Two papers were recently published focusing on the effect of surface elevation on terrestrial reflected GNSS signals; one is analyzing the effect of surface roughness as small-scale elevation changes on an air-borne GNSS-reflectometry platform, while the other is taking large-scale elevation changes into account and introducing an on-board constraint for DDMs produced by space-borne GNSS-R systems.
Joan, a Ph.D. candidate with Universitat Politècnica de Catalunya, Spain, working on GNSS-Reflectometry published his most recent paper on Feb 22, 2021, discussing their air-borne GNSS-R experience for retrieving soil moisture. The focus of this paper is solving non-linear reflectivity equation using an artificial neural network based algorithm instead of considering all effective variables and solving the functional model. The rationale behind this strategy is amazing; if any of the variables in the reflectivity model was estimated incorrectly, the soil moisture values retrievals could be dead wrong. For example, the impact of soil moisture on the reflectivity could be as high as ~17 dB, while the surface roughness could change the reflectivity by itself up to ~18 dB over a surface with only 4 cm RMSE in surface elevation changes. Even changes more than this value can be simply seen in farmlands. The effect of surface roughness on reflectivity can be seen in the Figure 9 of the paper.

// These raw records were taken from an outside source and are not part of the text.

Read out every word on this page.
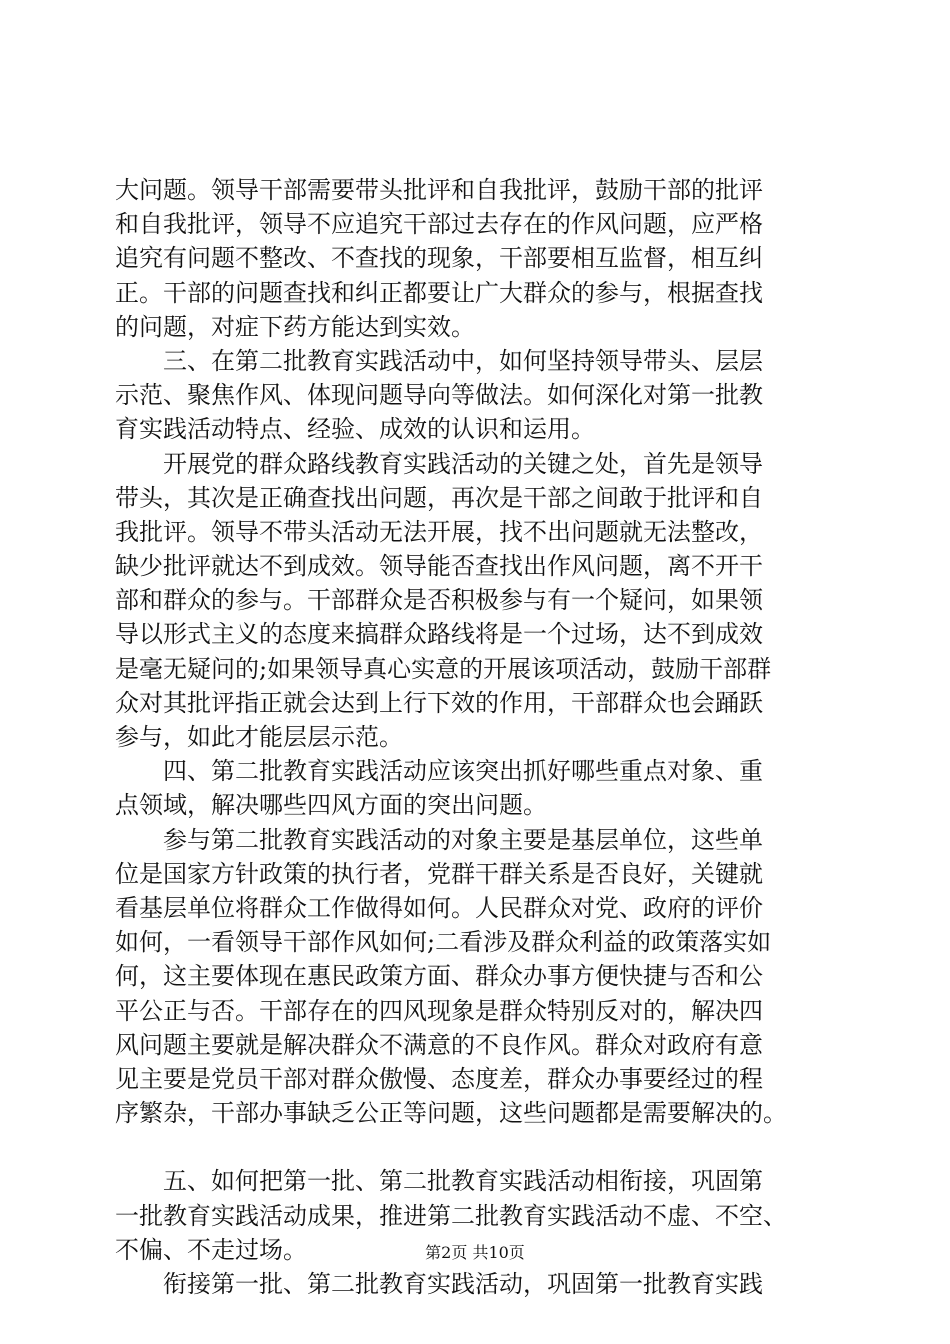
大问题。领导干部需要带头批评和自我批评，鼓励干部的批评
和自我批评，领导不应追究干部过去存在的作风问题，应严格
追究有问题不整改、不查找的现象，干部要相互监督，相互纠
正。干部的问题查找和纠正都要让广大群众的参与，根据查找
的问题，对症下药方能达到实效。
三、在第二批教育实践活动中，如何坚持领导带头、层层
示范、聚焦作风、体现问题导向等做法。如何深化对第一批教
育实践活动特点、经验、成效的认识和运用。
开展党的群众路线教育实践活动的关键之处，首先是领导
带头，其次是正确查找出问题，再次是干部之间敢于批评和自
我批评。领导不带头活动无法开展，找不出问题就无法整改，
缺少批评就达不到成效。领导能否查找出作风问题，离不开干
部和群众的参与。干部群众是否积极参与有一个疑问，如果领
导以形式主义的态度来搞群众路线将是一个过场，达不到成效
是毫无疑问的;如果领导真心实意的开展该项活动，鼓励干部群
众对其批评指正就会达到上行下效的作用，干部群众也会踊跃
参与，如此才能层层示范。
四、第二批教育实践活动应该突出抓好哪些重点对象、重
点领域，解决哪些四风方面的突出问题。
参与第二批教育实践活动的对象主要是基层单位，这些单
位是国家方针政策的执行者，党群干群关系是否良好，关键就
看基层单位将群众工作做得如何。人民群众对党、政府的评价
如何，一看领导干部作风如何;二看涉及群众利益的政策落实如
何，这主要体现在惠民政策方面、群众办事方便快捷与否和公
平公正与否。干部存在的四风现象是群众特别反对的，解决四
风问题主要就是解决群众不满意的不良作风。群众对政府有意
见主要是党员干部对群众傲慢、态度差，群众办事要经过的程
序繁杂，干部办事缺乏公正等问题，这些问题都是需要解决的。
五、如何把第一批、第二批教育实践活动相衔接，巩固第
一批教育实践活动成果，推进第二批教育实践活动不虚、不空、
不偏、不走过场。
衔接第一批、第二批教育实践活动，巩固第一批教育实践
第2页 共10页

Except for the surface roughness, other factors affecting the incoherent scattering, as the authors say, are those related to vegetation whose modelling with existing indices, e.g., VOD and NDVI, looks easier than that of the surface roughness effect. In addition, changes in the GPS integration time is an effective factor on the reflectivity, so that the higher the effective integration time is set, the less sensitive to surface roughness are the reflections. However, a bias in reflectivity in the along-track direction is introduced requiring a correction before the NDVI measurements. Moreover, the authors has used statistical metrics of the reflectivity itself, e.g. standard deviation, instead of too much ancillary data as a control for their machine learning approach, and addressed a question regarding the relationship between these statistics and the surface roughness.
The question that I would like to ask Joan and the team is about the relevance of averaging over multiple foot prints. In other words, if we conduct a multi-pass flight (rather than a single-pass one) and define the flight path so that we have multiple specular points over each specific known terrestrial point, is there anyway to cancel or reduce the impact of this small-scale topographies on the reflectivity? This suggestion may be applied in drone-based GNSS-R sensors with high maneuver abilities over farmlands. This idea has been tested and featured in summer 2020 and can be found here.

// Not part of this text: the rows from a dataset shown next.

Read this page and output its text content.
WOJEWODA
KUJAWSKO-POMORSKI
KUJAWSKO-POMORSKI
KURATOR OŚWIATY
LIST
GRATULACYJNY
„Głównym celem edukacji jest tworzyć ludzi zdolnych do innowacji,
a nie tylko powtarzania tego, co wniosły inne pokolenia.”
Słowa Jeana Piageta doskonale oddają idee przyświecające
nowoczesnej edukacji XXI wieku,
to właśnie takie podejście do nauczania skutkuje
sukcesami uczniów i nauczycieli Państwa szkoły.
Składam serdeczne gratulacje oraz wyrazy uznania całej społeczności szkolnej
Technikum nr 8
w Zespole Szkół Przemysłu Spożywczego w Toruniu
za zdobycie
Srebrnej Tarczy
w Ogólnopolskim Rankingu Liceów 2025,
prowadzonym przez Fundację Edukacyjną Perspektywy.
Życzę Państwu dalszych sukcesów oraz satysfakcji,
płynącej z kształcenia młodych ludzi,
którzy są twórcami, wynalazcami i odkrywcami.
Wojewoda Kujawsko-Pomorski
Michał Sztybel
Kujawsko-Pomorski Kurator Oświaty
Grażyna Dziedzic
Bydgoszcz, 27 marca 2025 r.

The second research, which was released on March 9, has been published by Lucinda, who is doing her Ph.D. with the University of Surrey, UK, and investigating the use of GNSS-R for Earth observations. Despite the first paper, this paper focuses on the effect of large-scale surface elevation changes on DDMs obtained from TDS-1 GNSS-R observations and their impact on soil moisture estimation. The authors mentioned that the Earth is approximated by a quasi-spherical model to predict specular points (SP) positions. Although this approximation works good for ocean scatterometry as ocean surface represents a quasi-sphere with small height anomalies smaller than 100 m, it would not always be sufficient for land sensing purposes as terrestrial topography impacts the SPs positioning accuracy. Looking at DDMs obtain from SPs with different altitude, one may see a movement in the peak-power location due to this inconsistency between the quasi-spherical model and real surface topography. An example is shown by the authors in the first figure of their paper.

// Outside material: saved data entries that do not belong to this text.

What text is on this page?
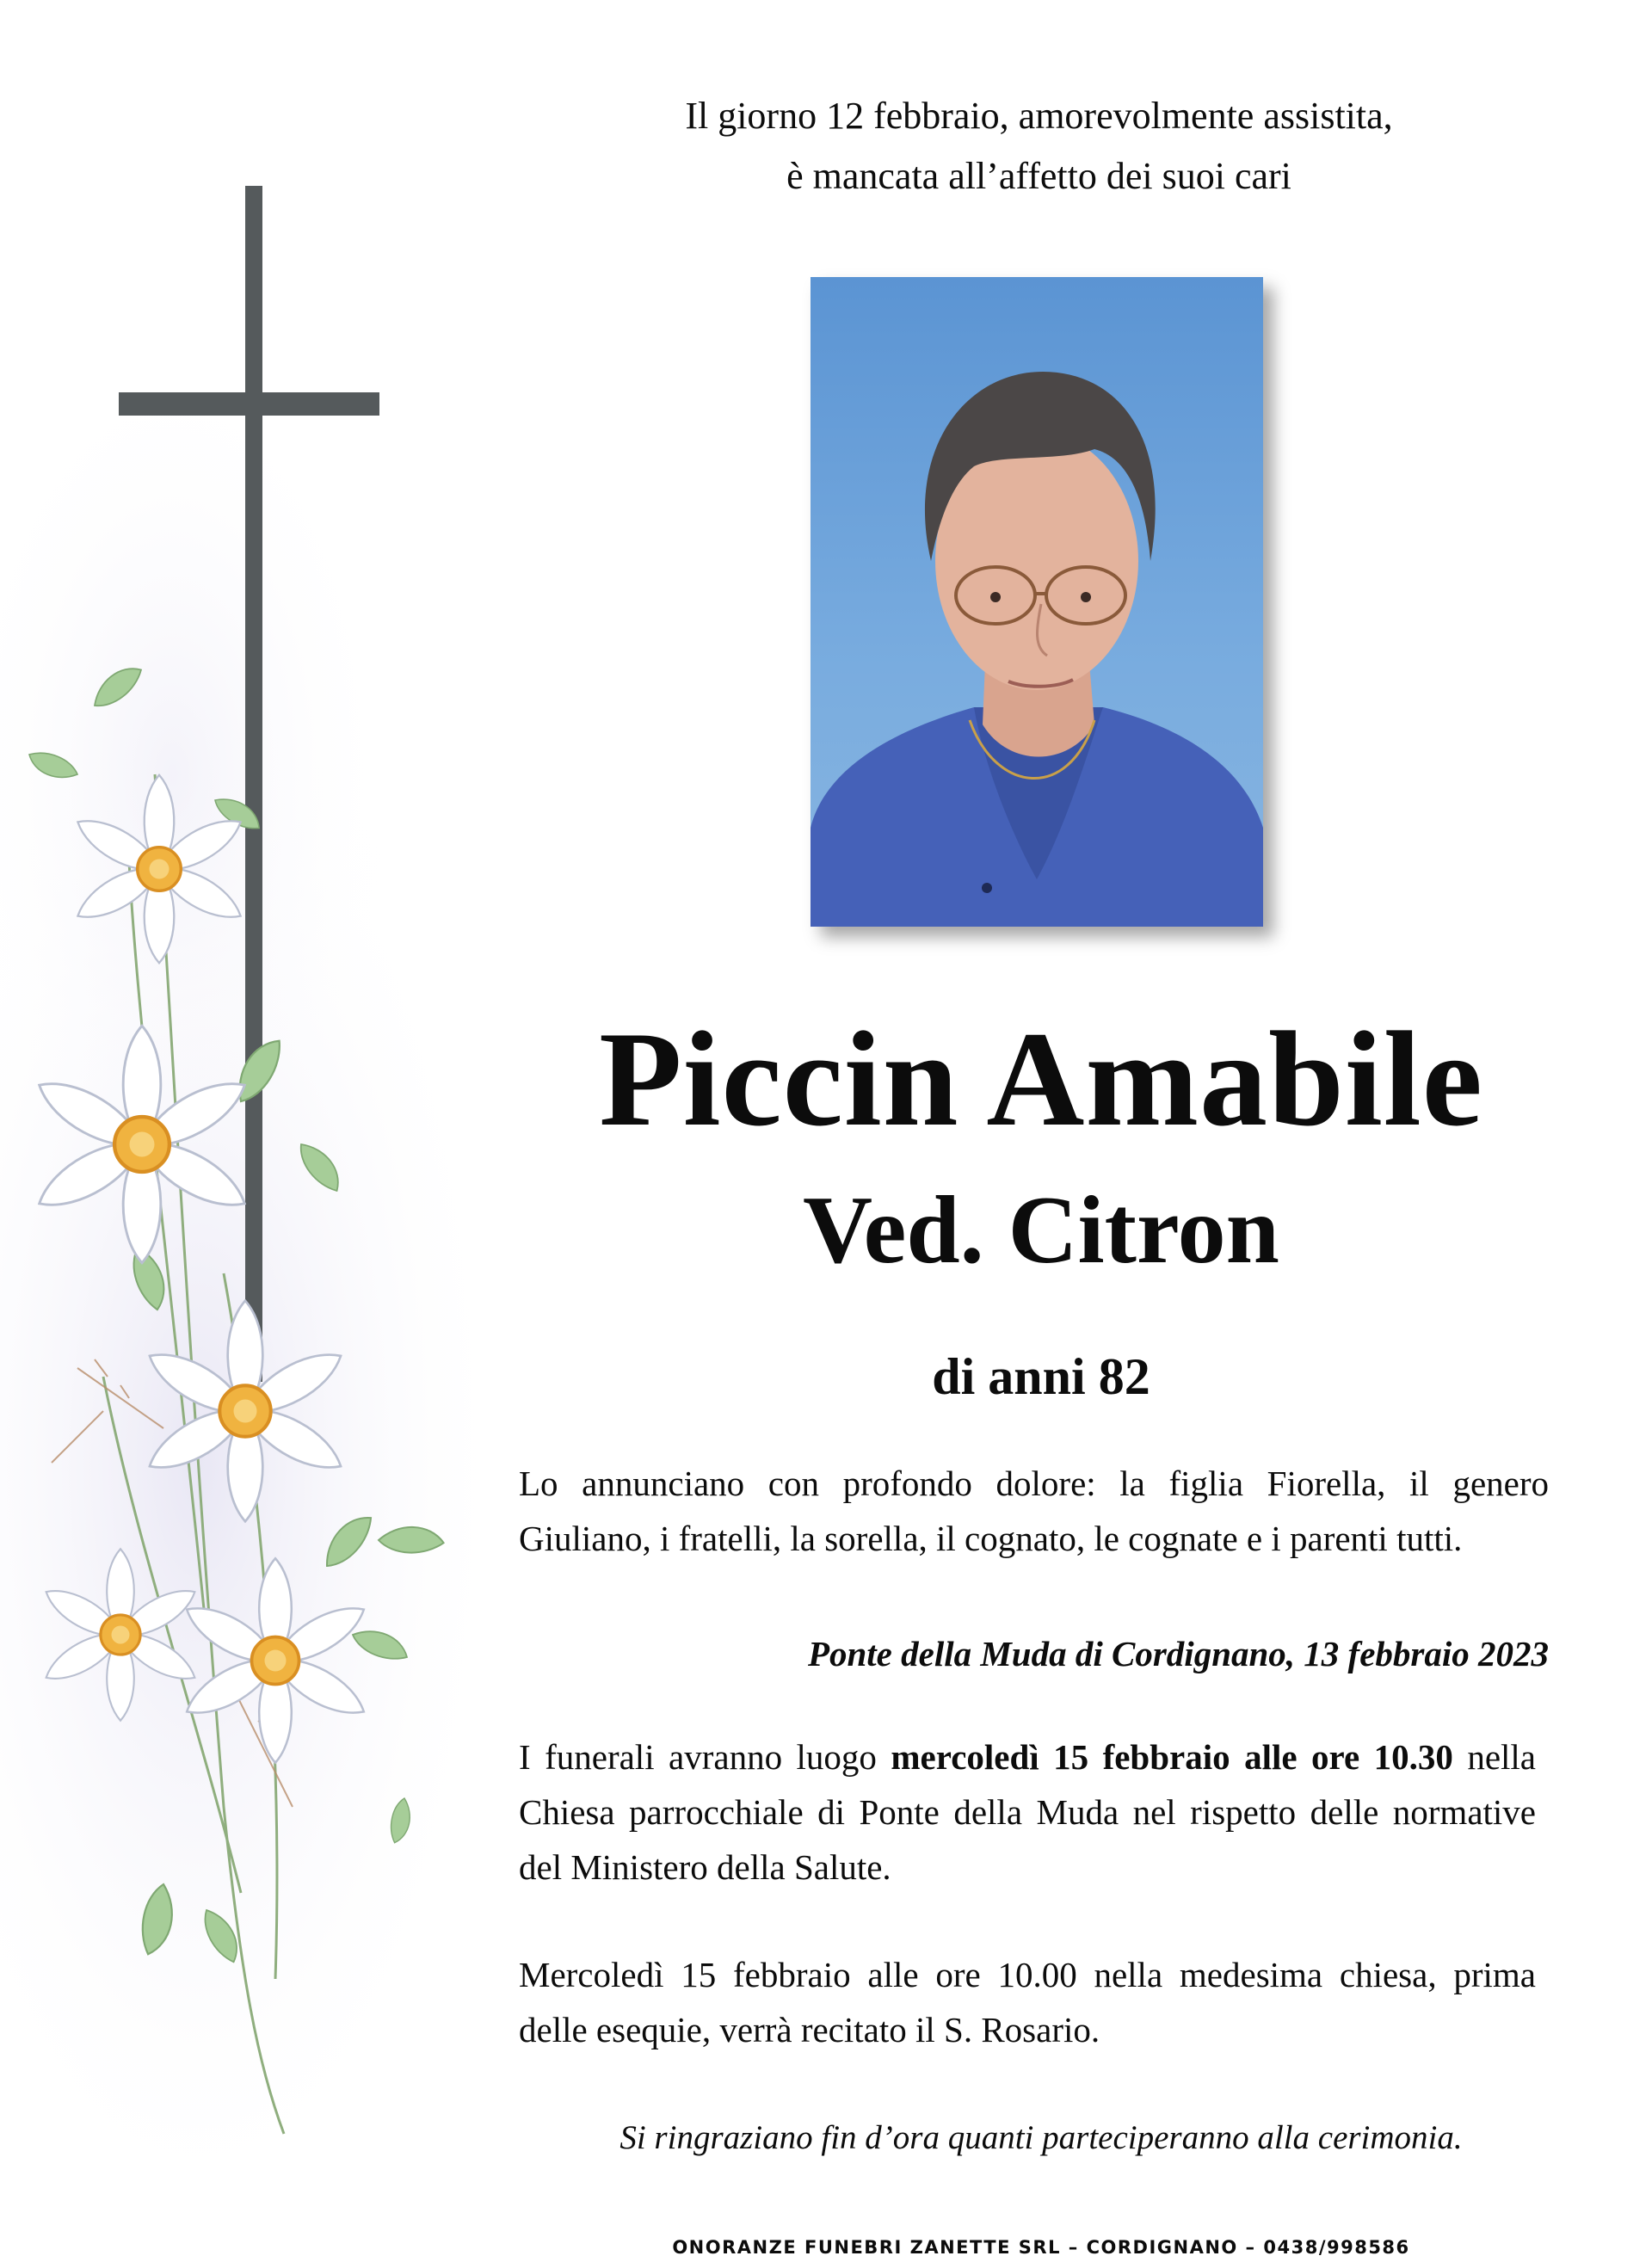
Il giorno 12 febbraio, amorevolmente assistita,
è mancata all’affetto dei suoi cari
Piccin Amabile
Ved. Citron
di anni 82
Lo annunciano con profondo dolore: la figlia Fiorella, il genero Giuliano, i fratelli, la sorella, il cognato, le cognate e i parenti tutti.
Ponte della Muda di Cordignano, 13 febbraio 2023
I funerali avranno luogo mercoledì 15 febbraio alle ore 10.30 nella Chiesa parrocchiale di Ponte della Muda nel rispetto delle normative del Ministero della Salute.
Mercoledì 15 febbraio alle ore 10.00 nella medesima chiesa, prima delle esequie, verrà recitato il S. Rosario.
Si ringraziano fin d’ora quanti parteciperanno alla cerimonia.
ONORANZE FUNEBRI ZANETTE SRL – CORDIGNANO – 0438/998586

The authors aimed to establish an on-board algorithm to capture signals reflected from any SP at any surface elevation, which is a huge advance comparing to similar recent studies addressing only limited special conditions. This algorithm is to be tested on a GNSS-R SSTL payload, called ToD-1. The key of the proposed algorithm is transforming SPs locations from a geodetic frame to a local geodetic frame, correcting the height element using a proper DEM, and reversely transforming the SPs coordinates to the initial geodetic frame. Results from tests operated on TDS-1 data were promising; the algorithm performed stunning at re-centering DDMs peak-powers.
Although this paper appears really inspiring for me, as I’m investigating some CYGNSS potential for land observation, a question cropped up regarding the peak-power movements among multiple DDMs assigned to one location but recorded at different times. To be more specific, a clear movement can be seen among DDMs obtained from the central area of Qinghai Lake, Tibet Plato, at different epochs. Three following figures are DDMs related to Oct 7, Oct 29, and Nov 14, 2020, respectively, obtained from CYGNSS micro-satellites; it’s obvious that there are movements along delay axis.
Surprisingly, on Feb 18, 2020, DDMs obtained from two different CYGNSS vehicle have shown different shifts in peak-power from the DDM centre.
Comparing these DDMs to each other, I wonder if there are any other effective factors, rather than topography, on peak-power shifts from/towards the DDM centre. The reason that I ask this question is that Qinghai Lake’s surface can be assumed flat, and in the presence of lake ice, the ice is not so thick to cause a significant topographical movement in the lake surface height.